Things Learned while Racing to Make a Sculpture

June 05, 2017

I was prancing along, playing with the multi-objective algorithms, wondering about polymorphism and jellyfish (see prev. post), when I realized that the Lumen Prize was due June1, which seemed like a good fit for the project. I hardly knew how the project would take form. I had three weeks and it seemed like a good fire to light under my own ass.

I ran a long evolution of 100 generations, hoping I would get some neat shapes that ‘embodied purpose,’ sort of the way a plant embodies the purpose of replicating its genes. I got this plot: sad_plot

Dark blue to yellow is oldest to newest generations. Magenta is the all-time-best. The evolution was not evolving! Might as well have used a purely random search and saved the best finds. The whole draw of the evolutionary algorithm is to find incrementally better solutions to a problem. That wasn’t happening, and it felt silly to make a sculpture pretending it was.

After days of tweaking everything I could imagine, I discovered two major mistakes.

1- I was using the wrong pareto-frontier selection algorithm!

Two were supplied by DEAP: NSGA2 and SPEA2. All I knew was that both are supposed to select n non-dominated individuals from a population. Turns out NSGA2 doesn’t always work. Switched to SPEA2, populations got steadily better.

2- I was testing the fitness of a genome using a random environment.
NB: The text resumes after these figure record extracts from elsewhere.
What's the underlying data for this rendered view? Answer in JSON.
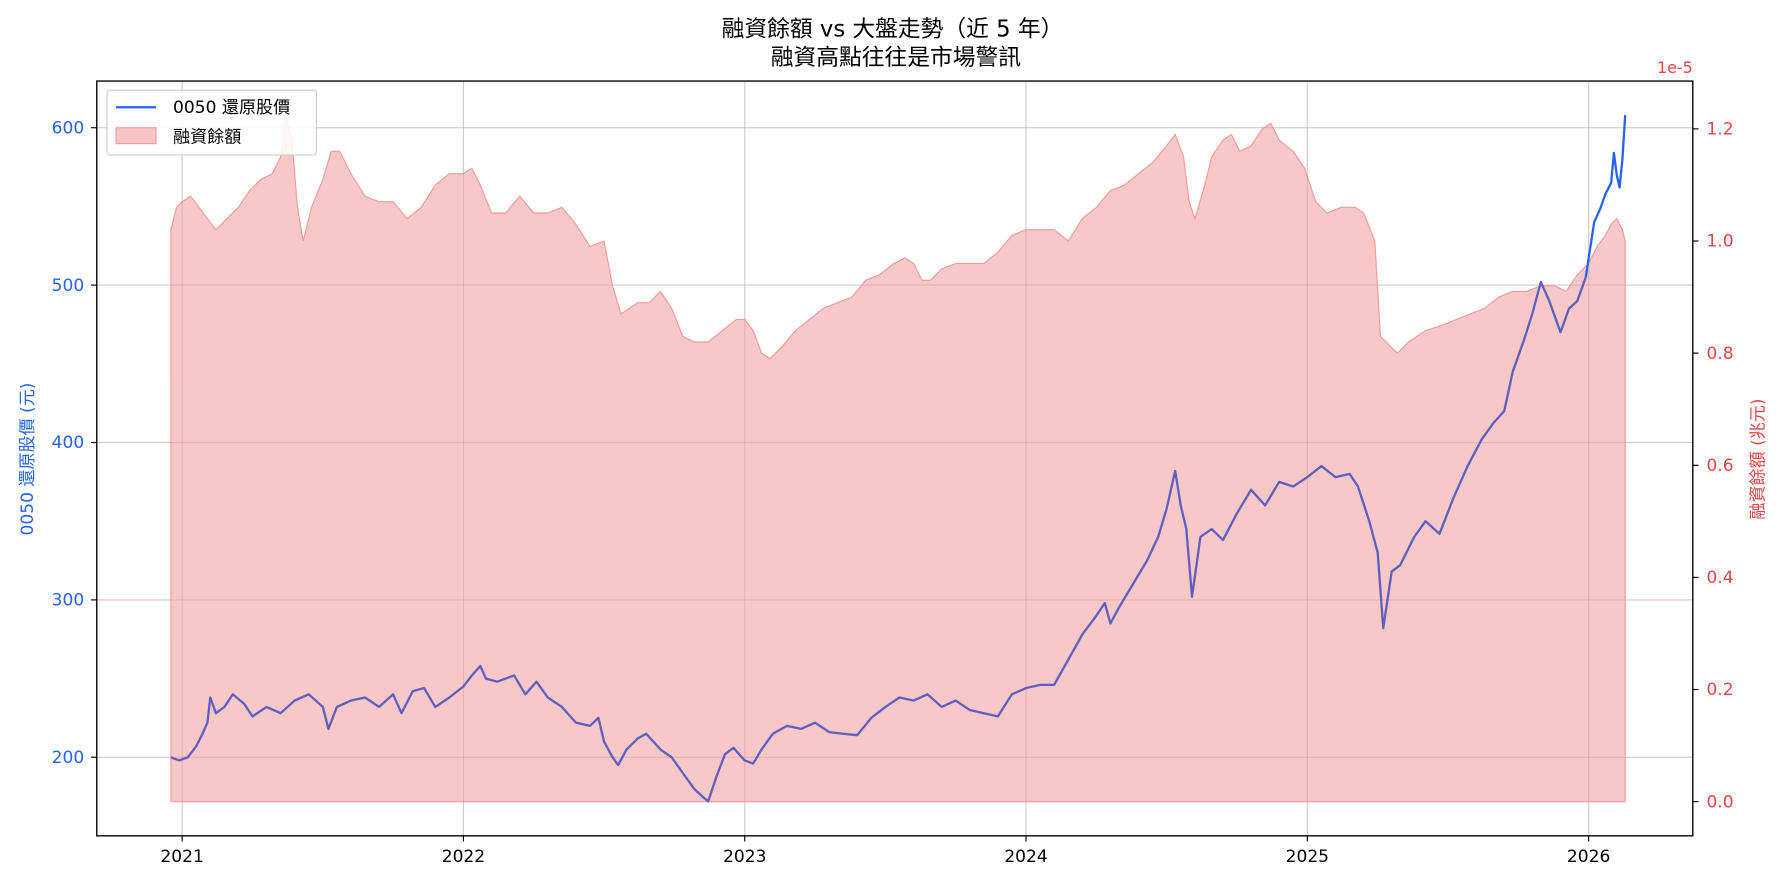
{
  "chart_data": {
    "type": "line",
    "title": "融資餘額 vs 大盤走勢（近 5 年）",
    "subtitle": "融資高點往往是市場警訊",
    "xlabel": "",
    "ylabel_left": "0050 還原股價 (元)",
    "ylabel_right": "融資餘額 (兆元)",
    "right_axis_offset_text": "1e-5",
    "x_ticks": [
      "2021",
      "2022",
      "2023",
      "2024",
      "2025",
      "2026"
    ],
    "y_left_ticks": [
      "200",
      "300",
      "400",
      "500",
      "600"
    ],
    "y_right_ticks": [
      "0.0",
      "0.2",
      "0.4",
      "0.6",
      "0.8",
      "1.0",
      "1.2"
    ],
    "ylim_left": [
      150,
      630
    ],
    "ylim_right": [
      -0.07,
      1.29
    ],
    "xlim": [
      2020.7,
      2026.37
    ],
    "grid": true,
    "legend_position": "upper left",
    "legend": [
      "0050 還原股價",
      "融資餘額"
    ],
    "colors": {
      "price_line": "#2563eb",
      "price_line_under_fill": "#5b5fc0",
      "margin_fill": "#f8c4c4",
      "margin_edge": "#f28b8b",
      "left_axis": "#2563eb",
      "right_axis": "#e64545"
    },
    "series": [
      {
        "name": "0050 還原股價",
        "type": "line",
        "axis": "left",
        "points": [
          [
            2020.96,
            200
          ],
          [
            2020.99,
            198
          ],
          [
            2021.02,
            200
          ],
          [
            2021.05,
            207
          ],
          [
            2021.07,
            214
          ],
          [
            2021.09,
            222
          ],
          [
            2021.1,
            238
          ],
          [
            2021.12,
            228
          ],
          [
            2021.15,
            232
          ],
          [
            2021.18,
            240
          ],
          [
            2021.22,
            234
          ],
          [
            2021.25,
            226
          ],
          [
            2021.3,
            232
          ],
          [
            2021.35,
            228
          ],
          [
            2021.4,
            236
          ],
          [
            2021.45,
            240
          ],
          [
            2021.5,
            232
          ],
          [
            2021.52,
            218
          ],
          [
            2021.55,
            232
          ],
          [
            2021.6,
            236
          ],
          [
            2021.65,
            238
          ],
          [
            2021.7,
            232
          ],
          [
            2021.75,
            240
          ],
          [
            2021.78,
            228
          ],
          [
            2021.82,
            242
          ],
          [
            2021.86,
            244
          ],
          [
            2021.9,
            232
          ],
          [
            2021.95,
            238
          ],
          [
            2022.0,
            245
          ],
          [
            2022.03,
            252
          ],
          [
            2022.06,
            258
          ],
          [
            2022.08,
            250
          ],
          [
            2022.12,
            248
          ],
          [
            2022.18,
            252
          ],
          [
            2022.22,
            240
          ],
          [
            2022.26,
            248
          ],
          [
            2022.3,
            238
          ],
          [
            2022.35,
            232
          ],
          [
            2022.4,
            222
          ],
          [
            2022.45,
            220
          ],
          [
            2022.48,
            225
          ],
          [
            2022.5,
            210
          ],
          [
            2022.53,
            200
          ],
          [
            2022.55,
            195
          ],
          [
            2022.58,
            205
          ],
          [
            2022.62,
            212
          ],
          [
            2022.65,
            215
          ],
          [
            2022.7,
            205
          ],
          [
            2022.74,
            200
          ],
          [
            2022.78,
            190
          ],
          [
            2022.82,
            180
          ],
          [
            2022.85,
            175
          ],
          [
            2022.87,
            172
          ],
          [
            2022.9,
            188
          ],
          [
            2022.93,
            202
          ],
          [
            2022.96,
            206
          ],
          [
            2023.0,
            198
          ],
          [
            2023.03,
            196
          ],
          [
            2023.06,
            205
          ],
          [
            2023.1,
            215
          ],
          [
            2023.15,
            220
          ],
          [
            2023.2,
            218
          ],
          [
            2023.25,
            222
          ],
          [
            2023.3,
            216
          ],
          [
            2023.35,
            215
          ],
          [
            2023.4,
            214
          ],
          [
            2023.45,
            225
          ],
          [
            2023.5,
            232
          ],
          [
            2023.55,
            238
          ],
          [
            2023.6,
            236
          ],
          [
            2023.65,
            240
          ],
          [
            2023.7,
            232
          ],
          [
            2023.75,
            236
          ],
          [
            2023.8,
            230
          ],
          [
            2023.85,
            228
          ],
          [
            2023.9,
            226
          ],
          [
            2023.95,
            240
          ],
          [
            2024.0,
            244
          ],
          [
            2024.05,
            246
          ],
          [
            2024.1,
            246
          ],
          [
            2024.15,
            262
          ],
          [
            2024.2,
            278
          ],
          [
            2024.25,
            290
          ],
          [
            2024.28,
            298
          ],
          [
            2024.3,
            285
          ],
          [
            2024.33,
            295
          ],
          [
            2024.38,
            310
          ],
          [
            2024.43,
            325
          ],
          [
            2024.47,
            340
          ],
          [
            2024.5,
            358
          ],
          [
            2024.53,
            382
          ],
          [
            2024.55,
            360
          ],
          [
            2024.57,
            345
          ],
          [
            2024.59,
            302
          ],
          [
            2024.62,
            340
          ],
          [
            2024.66,
            345
          ],
          [
            2024.7,
            338
          ],
          [
            2024.75,
            355
          ],
          [
            2024.8,
            370
          ],
          [
            2024.85,
            360
          ],
          [
            2024.9,
            375
          ],
          [
            2024.95,
            372
          ],
          [
            2025.0,
            378
          ],
          [
            2025.05,
            385
          ],
          [
            2025.1,
            378
          ],
          [
            2025.15,
            380
          ],
          [
            2025.18,
            372
          ],
          [
            2025.22,
            350
          ],
          [
            2025.25,
            330
          ],
          [
            2025.27,
            282
          ],
          [
            2025.3,
            318
          ],
          [
            2025.33,
            322
          ],
          [
            2025.38,
            340
          ],
          [
            2025.42,
            350
          ],
          [
            2025.47,
            342
          ],
          [
            2025.52,
            365
          ],
          [
            2025.57,
            385
          ],
          [
            2025.62,
            402
          ],
          [
            2025.66,
            412
          ],
          [
            2025.7,
            420
          ],
          [
            2025.73,
            445
          ],
          [
            2025.77,
            465
          ],
          [
            2025.8,
            482
          ],
          [
            2025.83,
            502
          ],
          [
            2025.86,
            490
          ],
          [
            2025.9,
            470
          ],
          [
            2025.93,
            485
          ],
          [
            2025.96,
            490
          ],
          [
            2025.99,
            505
          ],
          [
            2026.02,
            540
          ],
          [
            2026.04,
            548
          ],
          [
            2026.06,
            558
          ],
          [
            2026.08,
            565
          ],
          [
            2026.09,
            584
          ],
          [
            2026.1,
            570
          ],
          [
            2026.11,
            562
          ],
          [
            2026.12,
            580
          ],
          [
            2026.13,
            608
          ]
        ]
      },
      {
        "name": "融資餘額",
        "type": "area",
        "axis": "right",
        "unit": "1e-5 兆元",
        "points": [
          [
            2020.96,
            1.02
          ],
          [
            2020.98,
            1.06
          ],
          [
            2021.0,
            1.07
          ],
          [
            2021.03,
            1.08
          ],
          [
            2021.06,
            1.06
          ],
          [
            2021.09,
            1.04
          ],
          [
            2021.12,
            1.02
          ],
          [
            2021.16,
            1.04
          ],
          [
            2021.2,
            1.06
          ],
          [
            2021.24,
            1.09
          ],
          [
            2021.28,
            1.11
          ],
          [
            2021.32,
            1.12
          ],
          [
            2021.35,
            1.15
          ],
          [
            2021.37,
            1.22
          ],
          [
            2021.39,
            1.18
          ],
          [
            2021.41,
            1.06
          ],
          [
            2021.43,
            1.0
          ],
          [
            2021.46,
            1.06
          ],
          [
            2021.5,
            1.11
          ],
          [
            2021.53,
            1.16
          ],
          [
            2021.56,
            1.16
          ],
          [
            2021.6,
            1.12
          ],
          [
            2021.65,
            1.08
          ],
          [
            2021.7,
            1.07
          ],
          [
            2021.75,
            1.07
          ],
          [
            2021.8,
            1.04
          ],
          [
            2021.85,
            1.06
          ],
          [
            2021.9,
            1.1
          ],
          [
            2021.95,
            1.12
          ],
          [
            2022.0,
            1.12
          ],
          [
            2022.03,
            1.13
          ],
          [
            2022.06,
            1.1
          ],
          [
            2022.1,
            1.05
          ],
          [
            2022.15,
            1.05
          ],
          [
            2022.2,
            1.08
          ],
          [
            2022.25,
            1.05
          ],
          [
            2022.3,
            1.05
          ],
          [
            2022.35,
            1.06
          ],
          [
            2022.4,
            1.03
          ],
          [
            2022.45,
            0.99
          ],
          [
            2022.5,
            1.0
          ],
          [
            2022.53,
            0.92
          ],
          [
            2022.56,
            0.87
          ],
          [
            2022.62,
            0.89
          ],
          [
            2022.66,
            0.89
          ],
          [
            2022.7,
            0.91
          ],
          [
            2022.74,
            0.88
          ],
          [
            2022.78,
            0.83
          ],
          [
            2022.82,
            0.82
          ],
          [
            2022.87,
            0.82
          ],
          [
            2022.92,
            0.84
          ],
          [
            2022.97,
            0.86
          ],
          [
            2023.0,
            0.86
          ],
          [
            2023.03,
            0.84
          ],
          [
            2023.06,
            0.8
          ],
          [
            2023.09,
            0.79
          ],
          [
            2023.13,
            0.81
          ],
          [
            2023.18,
            0.84
          ],
          [
            2023.23,
            0.86
          ],
          [
            2023.28,
            0.88
          ],
          [
            2023.33,
            0.89
          ],
          [
            2023.38,
            0.9
          ],
          [
            2023.43,
            0.93
          ],
          [
            2023.48,
            0.94
          ],
          [
            2023.53,
            0.96
          ],
          [
            2023.57,
            0.97
          ],
          [
            2023.6,
            0.96
          ],
          [
            2023.63,
            0.93
          ],
          [
            2023.66,
            0.93
          ],
          [
            2023.7,
            0.95
          ],
          [
            2023.75,
            0.96
          ],
          [
            2023.8,
            0.96
          ],
          [
            2023.85,
            0.96
          ],
          [
            2023.9,
            0.98
          ],
          [
            2023.95,
            1.01
          ],
          [
            2024.0,
            1.02
          ],
          [
            2024.05,
            1.02
          ],
          [
            2024.1,
            1.02
          ],
          [
            2024.15,
            1.0
          ],
          [
            2024.2,
            1.04
          ],
          [
            2024.25,
            1.06
          ],
          [
            2024.3,
            1.09
          ],
          [
            2024.35,
            1.1
          ],
          [
            2024.4,
            1.12
          ],
          [
            2024.45,
            1.14
          ],
          [
            2024.5,
            1.17
          ],
          [
            2024.53,
            1.19
          ],
          [
            2024.56,
            1.15
          ],
          [
            2024.58,
            1.07
          ],
          [
            2024.6,
            1.04
          ],
          [
            2024.63,
            1.09
          ],
          [
            2024.66,
            1.15
          ],
          [
            2024.7,
            1.18
          ],
          [
            2024.73,
            1.19
          ],
          [
            2024.76,
            1.16
          ],
          [
            2024.8,
            1.17
          ],
          [
            2024.84,
            1.2
          ],
          [
            2024.87,
            1.21
          ],
          [
            2024.9,
            1.18
          ],
          [
            2024.95,
            1.16
          ],
          [
            2024.99,
            1.13
          ],
          [
            2025.03,
            1.07
          ],
          [
            2025.07,
            1.05
          ],
          [
            2025.12,
            1.06
          ],
          [
            2025.17,
            1.06
          ],
          [
            2025.2,
            1.05
          ],
          [
            2025.24,
            1.0
          ],
          [
            2025.26,
            0.83
          ],
          [
            2025.28,
            0.82
          ],
          [
            2025.32,
            0.8
          ],
          [
            2025.36,
            0.82
          ],
          [
            2025.42,
            0.84
          ],
          [
            2025.48,
            0.85
          ],
          [
            2025.53,
            0.86
          ],
          [
            2025.58,
            0.87
          ],
          [
            2025.63,
            0.88
          ],
          [
            2025.68,
            0.9
          ],
          [
            2025.73,
            0.91
          ],
          [
            2025.78,
            0.91
          ],
          [
            2025.83,
            0.92
          ],
          [
            2025.88,
            0.92
          ],
          [
            2025.92,
            0.91
          ],
          [
            2025.96,
            0.94
          ],
          [
            2026.0,
            0.96
          ],
          [
            2026.03,
            0.99
          ],
          [
            2026.06,
            1.01
          ],
          [
            2026.08,
            1.03
          ],
          [
            2026.1,
            1.04
          ],
          [
            2026.12,
            1.02
          ],
          [
            2026.13,
            1.0
          ]
        ]
      }
    ]
  }
}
The spherical nutrients moved randomly, and although the amount of randomness between tests was the same, the specific motion of the particles was not identical. It is as if the ‘weather’ was different each time I tested an individual. This meant that a slightly more fit individual in one generation might be less fit in the next generation. Since the algorithm operates by selecting the most fit individuals, even if they are only slightly more fit, and searching for improvements on those individuals, it can get stuck never improving. To fix this I simply ran one test per indvidual and fixed the random seed, which is like taking the weather of one day and fixing it so it happens the same way everytime.

The second issue I spent tons of time fiddling with, and realized that for these evolutionary algorithms to work (in the sense that they find better solutions than what they started with), there is an essential criteria. The variation between fitness of one genome, if it is being tested multiple times, must be small compared to the variation between fitness of different genomes. If the fitness evaluation is deterministic and only happens once, this is a non-issue.

Here is a plot using SPEA2 and one fixed-seed fitness test per genome:

spea2_improve_plot

The generations are always slightly better than the previous. Sure they get hung up, and it seems like the rate of improvement slows down, but the main point is that they each generation is never worse. The problem of getting stuck is a weakness of objective-based evolutionary algorithms. That’s why I have plans for trying some techniques like novely search.

I find it telling that only after I grapled with the second issue did I sort out the first, more underlying problem. Dear self: inspect the basic assumptions and simplest factors first! Anyway, it may be interesting to re-run the algorithm with non-deterministic fitness tests and see if the evolution can make progress. It is likely any progress would be slower, with more backward steps.

Summary

  1. Use SPEA2 not NSGA2
  2. Make sure variation between multiple tests of one genome is small compared to variation between different genomes.